[Zope] Weighing catalog searches per index ?

Fri Jan 9 18:00:11 EST 2004

Casey,

Ahhh, so it just multiplies the score.  Which also means the scoring is
applied to each field, instead of merging the fields and THEN scoring.  But
doesn't that mean that even if not restricting the search to specific
fields, the scrow coming out of one of our indexes could be different than a
pure ZCTextIndex which scores on just one big "blob" of textual content,
instead of several small ones ... At least with Okapi that would presumably
make a difference sincepart of the cosring is based on the totoal number of
words in the document ?

But then that's not too big a deal, so long as whatever differences are
explained/documented :) I can help with that if you'd like.

As for the syntax of the querying, I'm really indifferent, so long as it
works :) I guess your suggestion does have advantages over mine indeed
though !

Thanks for getting this done ! Let me know as soon as you've got it and I'll
gladly try it out.

Since this can be made into a transparent extension of ZCTextIndex, I'd
really suggest that if/when this is deemed mature enough, it replace the
current ZCTextIndex.  This searching fucntionalty is kind of invaluable and
extremely powerful, and I'm sure would be of great use to many once they
find out about it !

Thanks for the great help!
J.F.

-----Original Message-----
From: Casey Duncan [mailto:casey at zope.com]
Sent: Thursday, January 08, 2004 4:54 PM
To: Jean-Francois.Doyon at CCRS.NRCan.gc.ca
Cc: zope at zope.org
Subject: Re: [Zope] Weighing catalog searches per index ?

On Thu, 8 Jan 2004 16:24:58 -0500 
Jean-Francois.Doyon at CCRS.NRCan.gc.ca wrote:

> Casey,
> 
> Thanks for pointing out this product, I'll have to give it a try, as I
> can foresee many useful applications for it !

Cool.
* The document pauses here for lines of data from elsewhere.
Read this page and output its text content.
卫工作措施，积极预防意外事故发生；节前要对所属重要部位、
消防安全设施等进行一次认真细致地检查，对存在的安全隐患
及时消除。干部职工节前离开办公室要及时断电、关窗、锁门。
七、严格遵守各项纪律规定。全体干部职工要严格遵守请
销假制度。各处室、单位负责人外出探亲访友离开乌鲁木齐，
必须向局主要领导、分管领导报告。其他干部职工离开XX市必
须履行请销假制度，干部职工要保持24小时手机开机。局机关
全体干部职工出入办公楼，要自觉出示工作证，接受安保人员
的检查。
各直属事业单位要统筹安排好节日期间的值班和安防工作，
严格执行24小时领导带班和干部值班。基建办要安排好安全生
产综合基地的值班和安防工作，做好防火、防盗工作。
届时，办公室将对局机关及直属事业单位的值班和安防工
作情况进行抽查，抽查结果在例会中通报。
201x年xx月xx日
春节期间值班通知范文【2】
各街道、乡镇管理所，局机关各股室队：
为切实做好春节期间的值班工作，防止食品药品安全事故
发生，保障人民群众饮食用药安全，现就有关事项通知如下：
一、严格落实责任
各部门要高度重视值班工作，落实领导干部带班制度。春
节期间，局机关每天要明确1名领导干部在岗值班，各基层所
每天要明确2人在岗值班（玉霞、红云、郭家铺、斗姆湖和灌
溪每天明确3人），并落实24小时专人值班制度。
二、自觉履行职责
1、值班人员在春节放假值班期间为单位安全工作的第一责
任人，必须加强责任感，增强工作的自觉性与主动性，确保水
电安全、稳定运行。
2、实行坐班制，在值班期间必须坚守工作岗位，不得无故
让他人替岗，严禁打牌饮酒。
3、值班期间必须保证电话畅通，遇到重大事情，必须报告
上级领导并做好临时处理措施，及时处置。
Its new and I'm eager to get feedback from the field on it (no pun
intended).

[...]
> 
> Your product seems to have a good base to start with.  The problem
> now, and one that stopped me in my tracks, is how to
> define/calculate/configure this"weighing" concept.  You suggest
> there's some underlying functionality for weighing already, maybe it'd
> just be a matter of taking advantage of it, and documenting how to use
> it ? The big question would be what does a weight of"1" MEAN versus a
> weight of "2" or "5" ?

ZCTextIndex calculates document and word scores. When queries are
performed these scores are combined as intermediate results are combined
(using unions and intersections). The weighted versions of these
commands allow you to weight one set differently than another. The
weight multiplies the score by some factor as the set operation is
performed.

> The other is how it gets purely implemented.  Does the weight need to
> be known at indexing time, or can it be provided at search time ? My
> hunch is the weighing should be applied at search time, so your
> product could be modified to take as input the weights to apply to
> each index that is being search through ?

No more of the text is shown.